The concept learning section seems to have been influenced by author's own research interest and is not discussed in as much details in contemporary machine learning texts. I also found frequent summarization of concepts to be quite helpful. Contrary to it's subtitle and compared to it's counterparts, the book however is light on algorithms and code, possibly on purpose. While it explains the concepts with examples, number of formal algorithms are kept to a minimum. This may aid in clarity and help avoiding recipe-book-syndrome while making it potentially inaccessible to practitioners. Great at basics, the text also falls short on elaboration of intermediate to advance topics such as LDA, kernel methods, PCA, RKHS, and convex optimization.
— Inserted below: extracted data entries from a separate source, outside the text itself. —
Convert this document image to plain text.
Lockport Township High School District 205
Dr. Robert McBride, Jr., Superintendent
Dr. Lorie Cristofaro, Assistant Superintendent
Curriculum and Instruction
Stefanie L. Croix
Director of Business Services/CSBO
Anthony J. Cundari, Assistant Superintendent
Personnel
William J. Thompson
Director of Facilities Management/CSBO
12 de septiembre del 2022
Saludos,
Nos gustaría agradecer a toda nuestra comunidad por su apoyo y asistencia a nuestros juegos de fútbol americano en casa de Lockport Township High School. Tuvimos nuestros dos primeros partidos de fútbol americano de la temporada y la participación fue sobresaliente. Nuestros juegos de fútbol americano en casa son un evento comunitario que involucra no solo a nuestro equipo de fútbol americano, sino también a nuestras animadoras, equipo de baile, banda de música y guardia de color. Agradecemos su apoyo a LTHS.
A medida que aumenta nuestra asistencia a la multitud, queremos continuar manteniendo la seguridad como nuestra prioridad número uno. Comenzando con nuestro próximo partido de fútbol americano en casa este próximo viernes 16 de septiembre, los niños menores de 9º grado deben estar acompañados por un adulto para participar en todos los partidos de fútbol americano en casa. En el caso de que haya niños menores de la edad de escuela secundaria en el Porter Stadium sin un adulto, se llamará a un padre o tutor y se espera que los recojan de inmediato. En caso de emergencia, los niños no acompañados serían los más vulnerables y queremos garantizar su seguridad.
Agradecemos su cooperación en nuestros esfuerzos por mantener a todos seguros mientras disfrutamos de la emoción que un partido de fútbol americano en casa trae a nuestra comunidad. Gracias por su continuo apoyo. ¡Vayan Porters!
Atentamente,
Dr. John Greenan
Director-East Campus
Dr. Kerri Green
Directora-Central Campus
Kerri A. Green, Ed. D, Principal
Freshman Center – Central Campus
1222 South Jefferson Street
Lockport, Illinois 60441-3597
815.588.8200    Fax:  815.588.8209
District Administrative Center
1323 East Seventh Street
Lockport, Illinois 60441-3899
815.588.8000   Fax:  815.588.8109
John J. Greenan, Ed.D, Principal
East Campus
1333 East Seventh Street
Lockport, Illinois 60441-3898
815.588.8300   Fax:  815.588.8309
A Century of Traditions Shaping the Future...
For instance, in chapter 10 "Matrix transformations and decompositions" could have been made an appendix while expanding upon meaningful topics like LSA and use cases of sparse matrix (pg 327). It is definitely not the book's fault; but rather of this reader expecting too much from an introductory text just because author explains everything so well!
As a text book on On the Art and Science of Algorithms, Peter Flach definitely delivers on the promise of clarity, with well chosen illustrations and example based approach. A highly recommended reading for all who would like to understand the principles behind machine learning techniques.
Materials can be downloaded from here which generously include excerpts with background material and literature references, full set of 540 lecture slides in PDF including all figures in the book with LaTeX beamer source of the above.